School of Aviation

The effects of low dose caffeine on pilot performance unsw aviation
The effects of low dose caffeine on pilot performance

The nature of piloting an aircraft can, at times, be fatiguing and stressful. Anecdotal evidence from the aviation industry suggests that one method pilots employ to cope with such situations is to consume caffeine in the form of coffee. Research examining the effects of caffeine on performance primarily focuses on moderate to high dose consumption. The vast majority of this research concludes that caffeine in the moderate to high range, equivalent to between 5mg/kg to 10mg/kg is beneficial not only in assisting with improving alertness, but also in enhancing psychomotor skills, basic cognition and vigilance (Smith, Kendrick, Maben, & Salmon, 1994; Smith & Brice, 2000). In contrast, there appears to be limited research examining the effects of low dose caffeine consumption, of which more typically reflects what is consumed within the aviation industry. Moreover, a typical serving of coffee or tea contains between 30 and 120 mg of caffeine, while cola based drinks contain between 20 and 90 mg of caffeine per serving (Segall, 2000; D’Anci, & Kanarek, 2006). As a result, the primary aim of the current research was to examine the effect of low doses of caffeine on pilots’ performance.

In order to achieve this, 30 pilots were recruited from UNSW Aviation and various flight training schools at Bankstown airport and asked to complete two simulated flights on a computer based flight simulator, with a 30 minute rest period in between. Both flights involved flying an instrument approach into Sydney’s Kingsford Smith International airport. Between the two flights, and depending in which group the participants were randomly assigned, participants were administered a lemon and water based solution with nil caffeine, 1mg/kg caffeine or 3mg/kg caffeine. Flight performance data relating to mean deviation from glide slope in both the vertical and horizontal axis was captured and analysed.
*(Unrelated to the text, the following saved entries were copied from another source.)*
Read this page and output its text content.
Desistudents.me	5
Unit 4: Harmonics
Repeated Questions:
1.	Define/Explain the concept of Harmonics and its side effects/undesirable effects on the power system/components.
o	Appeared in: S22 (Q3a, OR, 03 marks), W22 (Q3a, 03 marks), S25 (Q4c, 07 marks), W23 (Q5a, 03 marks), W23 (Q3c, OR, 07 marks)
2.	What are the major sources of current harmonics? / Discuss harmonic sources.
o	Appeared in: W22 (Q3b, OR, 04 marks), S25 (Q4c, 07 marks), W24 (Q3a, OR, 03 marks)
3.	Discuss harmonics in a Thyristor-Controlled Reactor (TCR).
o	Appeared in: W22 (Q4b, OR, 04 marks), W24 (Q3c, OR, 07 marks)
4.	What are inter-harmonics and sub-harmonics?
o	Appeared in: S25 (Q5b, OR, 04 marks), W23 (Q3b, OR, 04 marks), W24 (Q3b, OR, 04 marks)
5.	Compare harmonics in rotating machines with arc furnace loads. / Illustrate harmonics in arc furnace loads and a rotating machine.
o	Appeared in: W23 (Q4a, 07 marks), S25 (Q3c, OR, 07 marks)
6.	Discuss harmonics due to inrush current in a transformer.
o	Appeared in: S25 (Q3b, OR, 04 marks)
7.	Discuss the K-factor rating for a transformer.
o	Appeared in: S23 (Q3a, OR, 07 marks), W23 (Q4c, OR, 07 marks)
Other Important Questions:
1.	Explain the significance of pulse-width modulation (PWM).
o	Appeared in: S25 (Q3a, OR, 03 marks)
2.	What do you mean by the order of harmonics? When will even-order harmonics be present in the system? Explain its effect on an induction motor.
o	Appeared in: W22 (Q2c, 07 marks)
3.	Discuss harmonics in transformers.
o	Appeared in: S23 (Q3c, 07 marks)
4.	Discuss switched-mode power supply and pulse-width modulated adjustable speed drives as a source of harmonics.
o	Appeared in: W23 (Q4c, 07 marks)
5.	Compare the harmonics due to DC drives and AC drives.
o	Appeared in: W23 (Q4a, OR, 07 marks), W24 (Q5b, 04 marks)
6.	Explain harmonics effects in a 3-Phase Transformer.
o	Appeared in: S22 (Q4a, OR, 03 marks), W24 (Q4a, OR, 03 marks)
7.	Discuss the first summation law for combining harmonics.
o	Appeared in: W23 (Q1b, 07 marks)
While the vast majority of the literature examining the effects of caffeine on human performance concludes with the benefits associated with consuming a moderate to high dose of caffeine, there appears to be limited research examining the effects of low dose usage, typically what is consumed drinking one or two cups of coffee. As a result the current research sought to address this issue by recruiting 30 qualified pilots and asking them to complete two simulated flights on a computer based flight simulator while blindly receiving a placebo, 1mg/kg, or 3mg/kg of caffeine. The results of the research indicated that caffeine at low doses (1mg/kg or 3mg/kg) has little impact on improving performance in comparison to consuming no caffeine.

While the results of the current research need to be replicated in future studies prior to drawing any concrete conclusions, they do however pose a number of questions regarding the benefits of consuming small amounts of caffeine with the intention to improve performance. Similarly, it would also be unwise to advocate the consumption of moderate to high doses of caffeine to improve performance considering the potential health implications (i.e., heart failure, blood pressure, intoxication).

*Flight Simulator joint property of UWS MARCS and UNSW

References

D’Anci, K. E., & Kanarek, R. B. (2006). Caffeine, the methylxanthines and behavior. In J. Worobey, B. J. Tepper, & R. B. Kanarek (Eds.), Nutrition and behavior: A multidisciplinary approach (pp. 179-194). Cambridge, MA: Cabi.

Segall, S. (2000). Comparing coffee and tea. In T. H. Parliament, C. Ho (Eds.), Caffeinated beverages (pp. 20-28). Washington, DC: American Chemical Society

Smith, A., Kendrick, A., Maben, A., & Salmon, J. (1994). Effects of breakfast and caffeine on cognitive performance, mood and cardiovascular functioning. Appetite, 22, 39-55.

Smit, H. J., & Rogers, P. J. (2000). Effects of low doses of caffeine on cognitive performance, mood and thirst in low and higher caffeine consumers. Psychopharmacology, 152, 167-173.